Output slows but no one pressing the panic button – PMI report

OUTPUT growth was at a six-month low in the West Midlands but still above the UK average, latest figures have shown.
Backlogs of work in the region fell during the month as new business growth began to ease, the latest Lloyds Bank Commercial Banking West Midlands PMI report shows. The report also highlights that employment rose at its weakest rate in 15 months.
The figures are an indication of an economy levelling off after an unprecedented period of growth, albeit one from a very low base.
The results were expected because of the survey-record high in March, which analysts had warned would be impossible to sustain over a prolonged period.
Backlogs of work declined during the month, while there was a weaker rise in employment. Input and output prices both increased at slower rates.
The Lloyds Bank Commercial Banking West Midlands Business Activity Index – which measures the combined output of the region’s manufacturing and service sectors – posted 58.2 in March. Although down from February’s 62.2, this was still strong – any figure over 50 suggests a growing economy.
The 58.2 figure was the lowest recorded since last September. Nevertheless, it remained above the equivalent index for the UK as a whole. Output growth was led by the manufacturing sector, although service providers also signalled a robust expansion.
The trend in output mirrored that for new business during March. Although still strong, the rate of growth in new orders was down on February’s record high to the slowest in five months.
Staffing levels at West Midlands private sector companies increased for a 15th consecutive month during March. However, the rate of growth eased to a marginal pace, well below the UK average. Manufacturers indicated a sharper increase in payroll numbers than service providers.

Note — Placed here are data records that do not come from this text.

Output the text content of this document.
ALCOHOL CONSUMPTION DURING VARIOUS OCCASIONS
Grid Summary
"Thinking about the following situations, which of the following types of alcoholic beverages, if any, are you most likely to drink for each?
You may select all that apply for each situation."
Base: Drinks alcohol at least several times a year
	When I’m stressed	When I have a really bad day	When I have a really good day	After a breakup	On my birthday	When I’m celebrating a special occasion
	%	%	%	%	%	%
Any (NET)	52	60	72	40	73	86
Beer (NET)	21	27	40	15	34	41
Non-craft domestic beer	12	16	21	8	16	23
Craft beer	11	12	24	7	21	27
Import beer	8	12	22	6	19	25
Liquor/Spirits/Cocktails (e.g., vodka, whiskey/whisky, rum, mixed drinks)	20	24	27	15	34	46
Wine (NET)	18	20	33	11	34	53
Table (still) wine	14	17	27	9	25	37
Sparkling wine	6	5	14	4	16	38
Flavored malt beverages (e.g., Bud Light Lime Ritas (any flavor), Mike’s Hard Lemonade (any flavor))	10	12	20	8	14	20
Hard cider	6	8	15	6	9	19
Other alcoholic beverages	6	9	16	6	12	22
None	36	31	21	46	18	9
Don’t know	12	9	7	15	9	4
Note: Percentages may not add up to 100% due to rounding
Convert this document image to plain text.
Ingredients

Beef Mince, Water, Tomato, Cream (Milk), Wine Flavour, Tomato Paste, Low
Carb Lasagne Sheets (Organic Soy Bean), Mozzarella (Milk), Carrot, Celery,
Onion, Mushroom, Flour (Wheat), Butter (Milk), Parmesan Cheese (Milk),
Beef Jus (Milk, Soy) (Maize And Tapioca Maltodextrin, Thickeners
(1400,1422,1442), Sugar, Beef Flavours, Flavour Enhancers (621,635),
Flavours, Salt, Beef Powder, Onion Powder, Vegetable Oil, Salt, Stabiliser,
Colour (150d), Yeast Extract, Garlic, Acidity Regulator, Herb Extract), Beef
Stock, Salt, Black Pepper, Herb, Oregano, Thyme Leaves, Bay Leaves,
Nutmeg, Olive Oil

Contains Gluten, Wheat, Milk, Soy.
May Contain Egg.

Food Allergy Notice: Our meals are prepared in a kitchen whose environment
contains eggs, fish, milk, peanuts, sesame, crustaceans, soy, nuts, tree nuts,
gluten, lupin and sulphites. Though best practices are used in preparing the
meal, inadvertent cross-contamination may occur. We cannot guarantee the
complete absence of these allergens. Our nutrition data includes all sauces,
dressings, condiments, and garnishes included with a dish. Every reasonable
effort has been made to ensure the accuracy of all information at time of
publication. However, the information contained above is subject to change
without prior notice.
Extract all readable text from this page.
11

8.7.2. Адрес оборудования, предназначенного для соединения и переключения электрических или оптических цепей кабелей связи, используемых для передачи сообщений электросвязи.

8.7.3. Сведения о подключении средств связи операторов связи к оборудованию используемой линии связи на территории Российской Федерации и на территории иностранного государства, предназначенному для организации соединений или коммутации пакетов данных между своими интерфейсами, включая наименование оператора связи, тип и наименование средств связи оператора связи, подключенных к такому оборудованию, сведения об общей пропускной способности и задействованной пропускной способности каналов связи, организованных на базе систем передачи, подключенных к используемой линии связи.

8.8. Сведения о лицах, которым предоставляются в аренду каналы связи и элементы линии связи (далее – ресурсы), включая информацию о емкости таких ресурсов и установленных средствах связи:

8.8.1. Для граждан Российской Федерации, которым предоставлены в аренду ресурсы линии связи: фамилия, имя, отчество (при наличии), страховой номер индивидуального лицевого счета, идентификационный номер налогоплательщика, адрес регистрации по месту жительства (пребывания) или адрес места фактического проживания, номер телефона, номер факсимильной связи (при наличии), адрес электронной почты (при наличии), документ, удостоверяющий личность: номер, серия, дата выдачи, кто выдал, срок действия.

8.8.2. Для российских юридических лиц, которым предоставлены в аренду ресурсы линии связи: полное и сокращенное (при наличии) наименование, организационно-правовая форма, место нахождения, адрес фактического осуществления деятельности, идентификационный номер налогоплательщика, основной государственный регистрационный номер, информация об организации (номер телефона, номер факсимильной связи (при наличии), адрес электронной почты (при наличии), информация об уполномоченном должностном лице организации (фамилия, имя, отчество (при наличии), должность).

Outstanding business in the West Midlands private sector decreased for the first time in eight months during March. Although modest, the drop in backlogs contrasted with growth across the UK overall.
The rate of input price inflation in the region’s private sector eased to a 19-month low in March. The latest rise in costs was modest and weaker than the UK average.
Output prices also rose at a slower pace, with the latest increase the weakest since August 2013.
Despite the figures, no one is pressing the panic button.
Commenting on the results, Dave Atkinson, area director SME Banking in the West Midlands, Lloyds Bank Commercial Banking, said: “Activity growth may have eased from a record high in March, but it remained strong and above the UK average. The West Midlands continue to benefit from robust increases in new business, although there remains little pressure on capacity, with backlogs of work falling in the latest month. Accordingly, employment growth weakened to a 15-month low.”